Africa

Guinea Ebola outbreak risk ‘very high’, warns WHO

Among the 7 cases reported between January 18 and February 13, five have died  

 
By DTE Staff
Published: Thursday 18 February 2021
Seven cases of Ebola have been reported between January 18 and February 13, 2021 in Guinea; five have died. Photo: Flickr

Days after Guinea declared an Ebola outbreak for the first time since 2016, the World Health Organization (WHO) assessed the risk of spread in the country to be “very high, given the unknown size, duration and origin of the outbreak and a limited response capacity on the ground”.

Among the seven cases reported between January 18 and February 13, 2021 in the West African country’s Gouécké, Nzérékoré region, five have died.

As many as 192 contacts of those infected have been identified as of February 15, according to WHO. None of the contacts have been reported to travel to the neighbouring countries as of February 18.

The WHO said the Nzérékoré region shares borders with Sierra Leone and Liberia, where Ebola outbreaks have occurred previously. Despite some movement restrictions across official border-crossings due to the ongoing novel coronavirus disease (COVID-19) pandemic, a significant proportion of cross-border movement continues to take place.

It advised the neighboring countries to assess their preparedness capacities and implement response measures. 

The index case reported on 18 January was a nurse at a health centre in Gouécke.

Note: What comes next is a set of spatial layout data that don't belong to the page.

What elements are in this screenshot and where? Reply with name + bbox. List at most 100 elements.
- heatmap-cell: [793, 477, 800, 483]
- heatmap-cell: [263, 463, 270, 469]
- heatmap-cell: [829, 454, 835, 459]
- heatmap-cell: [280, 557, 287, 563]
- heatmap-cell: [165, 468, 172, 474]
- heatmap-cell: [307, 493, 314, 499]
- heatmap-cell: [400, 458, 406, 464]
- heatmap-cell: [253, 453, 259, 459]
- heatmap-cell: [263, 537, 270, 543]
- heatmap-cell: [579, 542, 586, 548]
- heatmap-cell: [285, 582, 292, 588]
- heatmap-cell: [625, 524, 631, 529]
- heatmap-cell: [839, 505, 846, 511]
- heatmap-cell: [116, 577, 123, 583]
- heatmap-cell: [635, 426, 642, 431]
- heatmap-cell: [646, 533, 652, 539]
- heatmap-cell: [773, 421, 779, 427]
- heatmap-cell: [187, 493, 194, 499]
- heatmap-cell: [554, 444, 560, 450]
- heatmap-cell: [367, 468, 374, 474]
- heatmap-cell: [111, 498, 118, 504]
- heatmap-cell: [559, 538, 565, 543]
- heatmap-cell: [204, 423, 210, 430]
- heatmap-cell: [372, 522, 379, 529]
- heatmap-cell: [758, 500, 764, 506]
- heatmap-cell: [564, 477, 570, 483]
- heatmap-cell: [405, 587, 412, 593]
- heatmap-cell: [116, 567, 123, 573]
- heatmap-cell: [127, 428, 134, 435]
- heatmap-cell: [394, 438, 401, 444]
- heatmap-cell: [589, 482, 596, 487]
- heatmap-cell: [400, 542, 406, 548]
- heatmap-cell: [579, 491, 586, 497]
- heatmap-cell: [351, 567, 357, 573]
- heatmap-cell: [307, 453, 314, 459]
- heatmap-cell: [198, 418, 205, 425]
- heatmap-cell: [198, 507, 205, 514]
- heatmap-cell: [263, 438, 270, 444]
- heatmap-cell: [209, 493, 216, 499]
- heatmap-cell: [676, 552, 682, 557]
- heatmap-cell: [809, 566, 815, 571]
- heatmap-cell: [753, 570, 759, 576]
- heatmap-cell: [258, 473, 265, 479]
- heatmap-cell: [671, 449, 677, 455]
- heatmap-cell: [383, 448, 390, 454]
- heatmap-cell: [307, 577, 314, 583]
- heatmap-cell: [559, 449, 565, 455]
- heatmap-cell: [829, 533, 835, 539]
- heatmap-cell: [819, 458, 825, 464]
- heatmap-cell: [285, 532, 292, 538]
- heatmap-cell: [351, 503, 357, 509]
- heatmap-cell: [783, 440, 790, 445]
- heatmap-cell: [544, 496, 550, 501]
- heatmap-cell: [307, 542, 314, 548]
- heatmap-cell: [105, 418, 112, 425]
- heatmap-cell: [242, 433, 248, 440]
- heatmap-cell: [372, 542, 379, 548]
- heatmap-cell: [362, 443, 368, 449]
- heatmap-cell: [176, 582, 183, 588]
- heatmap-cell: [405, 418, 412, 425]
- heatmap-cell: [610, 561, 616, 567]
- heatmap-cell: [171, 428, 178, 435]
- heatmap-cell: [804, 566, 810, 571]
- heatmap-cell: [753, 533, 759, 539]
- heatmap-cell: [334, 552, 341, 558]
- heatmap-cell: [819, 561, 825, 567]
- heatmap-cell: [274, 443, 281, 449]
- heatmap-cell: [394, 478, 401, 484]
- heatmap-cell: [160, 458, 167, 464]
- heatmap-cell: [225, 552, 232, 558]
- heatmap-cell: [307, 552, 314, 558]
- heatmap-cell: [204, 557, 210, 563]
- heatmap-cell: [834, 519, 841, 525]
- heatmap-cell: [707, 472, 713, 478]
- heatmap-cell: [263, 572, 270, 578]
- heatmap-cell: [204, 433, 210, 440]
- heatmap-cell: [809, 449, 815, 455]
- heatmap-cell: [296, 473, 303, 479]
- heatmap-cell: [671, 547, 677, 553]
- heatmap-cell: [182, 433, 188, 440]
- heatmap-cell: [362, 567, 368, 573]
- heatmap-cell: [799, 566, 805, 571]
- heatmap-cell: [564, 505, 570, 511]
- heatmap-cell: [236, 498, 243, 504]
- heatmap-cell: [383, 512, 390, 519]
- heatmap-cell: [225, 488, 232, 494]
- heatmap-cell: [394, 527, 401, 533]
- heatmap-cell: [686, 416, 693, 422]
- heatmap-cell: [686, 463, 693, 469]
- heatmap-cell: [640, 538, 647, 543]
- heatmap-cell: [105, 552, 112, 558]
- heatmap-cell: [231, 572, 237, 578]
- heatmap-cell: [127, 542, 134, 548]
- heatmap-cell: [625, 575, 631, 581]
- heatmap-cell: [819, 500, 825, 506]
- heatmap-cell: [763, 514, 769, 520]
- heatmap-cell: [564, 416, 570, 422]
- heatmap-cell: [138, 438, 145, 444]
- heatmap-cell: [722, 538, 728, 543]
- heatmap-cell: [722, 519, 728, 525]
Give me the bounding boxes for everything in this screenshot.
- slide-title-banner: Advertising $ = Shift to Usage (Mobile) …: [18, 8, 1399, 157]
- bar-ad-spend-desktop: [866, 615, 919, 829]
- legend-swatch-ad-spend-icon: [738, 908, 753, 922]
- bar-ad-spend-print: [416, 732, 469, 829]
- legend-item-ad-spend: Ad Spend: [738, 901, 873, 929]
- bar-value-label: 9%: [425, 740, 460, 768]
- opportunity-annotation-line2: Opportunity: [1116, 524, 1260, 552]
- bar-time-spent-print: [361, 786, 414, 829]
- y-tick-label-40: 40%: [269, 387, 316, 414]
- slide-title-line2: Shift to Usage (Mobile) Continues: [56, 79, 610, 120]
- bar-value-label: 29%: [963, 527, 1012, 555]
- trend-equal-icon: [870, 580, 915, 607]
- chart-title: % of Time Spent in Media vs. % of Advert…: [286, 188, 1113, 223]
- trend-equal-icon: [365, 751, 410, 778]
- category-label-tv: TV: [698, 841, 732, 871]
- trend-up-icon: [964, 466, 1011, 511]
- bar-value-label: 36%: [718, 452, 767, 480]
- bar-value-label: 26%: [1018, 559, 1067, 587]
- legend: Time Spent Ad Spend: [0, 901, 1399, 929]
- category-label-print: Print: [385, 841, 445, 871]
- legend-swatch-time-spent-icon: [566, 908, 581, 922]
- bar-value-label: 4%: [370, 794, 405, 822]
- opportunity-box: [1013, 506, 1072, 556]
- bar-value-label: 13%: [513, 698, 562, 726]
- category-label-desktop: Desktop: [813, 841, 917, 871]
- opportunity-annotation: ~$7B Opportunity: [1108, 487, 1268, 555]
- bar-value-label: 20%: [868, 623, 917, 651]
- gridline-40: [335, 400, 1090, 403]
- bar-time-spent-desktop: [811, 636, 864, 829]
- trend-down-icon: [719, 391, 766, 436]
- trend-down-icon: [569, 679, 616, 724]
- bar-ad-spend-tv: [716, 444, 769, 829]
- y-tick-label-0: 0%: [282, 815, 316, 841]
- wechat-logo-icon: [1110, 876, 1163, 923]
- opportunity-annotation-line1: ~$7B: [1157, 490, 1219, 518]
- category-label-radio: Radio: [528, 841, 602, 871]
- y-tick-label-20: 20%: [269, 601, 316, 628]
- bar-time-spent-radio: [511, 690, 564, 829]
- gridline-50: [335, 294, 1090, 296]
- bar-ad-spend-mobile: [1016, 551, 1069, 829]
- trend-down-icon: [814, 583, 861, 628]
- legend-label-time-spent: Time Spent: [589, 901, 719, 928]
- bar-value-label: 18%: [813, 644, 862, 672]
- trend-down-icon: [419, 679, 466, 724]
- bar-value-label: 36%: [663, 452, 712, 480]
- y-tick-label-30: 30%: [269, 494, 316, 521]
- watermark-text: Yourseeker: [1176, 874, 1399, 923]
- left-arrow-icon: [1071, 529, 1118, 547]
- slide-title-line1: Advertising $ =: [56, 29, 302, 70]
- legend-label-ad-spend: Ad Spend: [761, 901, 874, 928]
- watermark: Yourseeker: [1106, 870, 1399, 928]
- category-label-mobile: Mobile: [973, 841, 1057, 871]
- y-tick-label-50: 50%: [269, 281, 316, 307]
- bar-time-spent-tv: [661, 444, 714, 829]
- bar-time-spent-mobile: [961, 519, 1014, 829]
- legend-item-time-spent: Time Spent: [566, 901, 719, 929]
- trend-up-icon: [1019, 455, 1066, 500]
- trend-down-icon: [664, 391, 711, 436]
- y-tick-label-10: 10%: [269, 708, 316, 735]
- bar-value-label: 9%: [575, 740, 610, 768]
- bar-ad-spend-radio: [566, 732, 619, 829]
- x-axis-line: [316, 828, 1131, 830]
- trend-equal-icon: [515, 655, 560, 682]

She died on 28 January and was buried “unsafely” on February 1, according to WHO.

The other six cases are the five family members and the traditional practitioner she had visited.

Multidisciplinary teams have been deployed to the field to actively search and provide care for cases, trace and follow-up contacts, and sensitize communities on infection prevention and control. Other response measures include:

  • Identifying the source of the current outbreak
  • Identifying and following up contacts of all confirmed and probable cases
  • Isolating all suspected cases
  • Putting in place infection prevention and control (IPC) measures in health care facilities including train staff, establish triage processes, assess personal protective equipment supplies and access to hand hygiene resources
  • Strengthening case investigation
  • Informing all existing care services in the region
  • Supporting laboratory capacities to process specimens from suspected case in a timely manner
  • Strengthening public information and awareness of compliance with prevention and protection measures, including reporting to health services as soon as the first symptoms appear
  • Promoting safe and dignified burial of suspected, probable and confirmed deaths

It advised the health authorities to train the health workforce for early detection, isolation and treatment of cases, prepare for vaccination of health workers, engage with communities in responding to the outbreak and to reinforce safe and dignified burial practices and ensure availability of personal protective equipment and biomedical equipment, essential medicines and therapeutics.